Na contramão do discurso, a China é frequentemente apontada como o país com a internet menos livre do mundo. A Freedom House, em seu relatório de 2024, atribui à China a nota 9 em 100, revelando um sistema altamente centralizado e controlado pelo Partido Comunista Chinês (PCC). Essa realidade suscita questionamentos sobre a adequação do modelo chinês para o contexto brasileiro.
A estrutura de controle da internet chinesa é complexa e multifacetada, envolvendo desde a infraestrutura física da rede até diretrizes culturais e ideológicas. Sob a liderança de Xi Jinping, o aparato de censura se expandiu consideravelmente, com a implementação de novas leis, exigência de registros com nome real, rastreamento de atividades online e filtros automatizados com inteligência artificial.
A regulação chinesa impõe às empresas privadas, como sites, aplicativos e provedores de internet, a responsabilidade legal por todo o conteúdo publicado. Essa medida incentiva as empresas a manterem sistemas próprios de moderação e a removerem proativamente conteúdos considerados sensíveis, mesmo sem ordem direta do governo.
Tais conteúdos incluem críticas à liderança do PCC, ao modelo político de partido único, ou referências a eventos censurados como o massacre da Praça da Paz Celestial (1989), além de menções ao próprio regime de censura. A Freedom House relata “remoções sistemáticas” de conteúdo, como homenagens ao ex-premiê Li Keqiang em 2023 e menções aos protestos contra a política de Covid Zero.
A plataforma Douyin, versão chinesa do TikTok, é diretamente regulada por essas diretrizes, penalizando usuários por publicações consideradas ilegais com multas ou até mesmo prisão. O uso de Redes Privadas Virtuais (VPNs) é restrito a entidades autorizadas, e o acesso não autorizado a sites estrangeiros pode resultar em punições severas.

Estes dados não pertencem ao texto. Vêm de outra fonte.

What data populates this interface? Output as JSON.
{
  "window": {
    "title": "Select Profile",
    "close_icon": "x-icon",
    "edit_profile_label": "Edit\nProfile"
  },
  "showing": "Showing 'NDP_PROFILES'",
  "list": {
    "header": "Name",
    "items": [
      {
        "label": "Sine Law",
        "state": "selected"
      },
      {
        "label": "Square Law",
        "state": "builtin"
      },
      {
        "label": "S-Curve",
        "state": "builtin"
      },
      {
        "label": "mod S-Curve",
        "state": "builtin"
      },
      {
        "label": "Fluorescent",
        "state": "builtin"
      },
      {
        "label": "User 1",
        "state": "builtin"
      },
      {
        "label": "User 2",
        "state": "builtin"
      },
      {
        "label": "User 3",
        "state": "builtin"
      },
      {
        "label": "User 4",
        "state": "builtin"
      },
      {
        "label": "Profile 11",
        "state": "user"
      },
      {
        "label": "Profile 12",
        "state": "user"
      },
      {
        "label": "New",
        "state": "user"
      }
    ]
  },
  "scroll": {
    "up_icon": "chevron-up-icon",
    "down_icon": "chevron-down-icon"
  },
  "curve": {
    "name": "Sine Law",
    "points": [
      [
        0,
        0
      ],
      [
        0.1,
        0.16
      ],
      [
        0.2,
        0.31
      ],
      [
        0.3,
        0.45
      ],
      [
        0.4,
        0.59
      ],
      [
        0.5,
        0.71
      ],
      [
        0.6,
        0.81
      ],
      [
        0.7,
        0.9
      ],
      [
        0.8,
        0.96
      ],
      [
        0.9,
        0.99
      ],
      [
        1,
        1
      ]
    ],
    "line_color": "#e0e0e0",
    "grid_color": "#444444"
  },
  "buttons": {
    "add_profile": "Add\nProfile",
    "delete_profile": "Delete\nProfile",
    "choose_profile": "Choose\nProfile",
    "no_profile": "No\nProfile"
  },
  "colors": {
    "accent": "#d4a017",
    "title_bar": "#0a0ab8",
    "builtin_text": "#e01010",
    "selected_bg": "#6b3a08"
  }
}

O sistema de censura chinês se baseia em camadas redundantes de controle, incluindo bloqueio de sites, filtragem por palavras-chave e inspeção de pacotes de dados. Recentemente, foram integradas tecnologias avançadas, como reconhecimento facial e análise de sentimento, para monitorar conteúdos e padrões de comportamento online.
O Estado chinês também penaliza cidadãos por expressar opiniões online, como no caso emblemático do médico Li Wenliang, reprimido por alertar sobre a Covid-19. Documentos internos revelam que temas como os protestos de 1989, a independência de Taiwan, o Tibete e Xinjiang são classificados como “assuntos proibidos”, sujeitos a exclusão automática.
Segundo a Freedom House, “a crítica ao presidente Xi Jinping ou ao Partido é censurada com rigor”, e até mesmo referências indiretas são monitoradas. A regulação chinesa, citada por Janja, baseia-se em princípios como “governança abrangente da rede” e vigilância algorítmica, levantando preocupações sobre a possível aplicação de tais medidas no Brasil.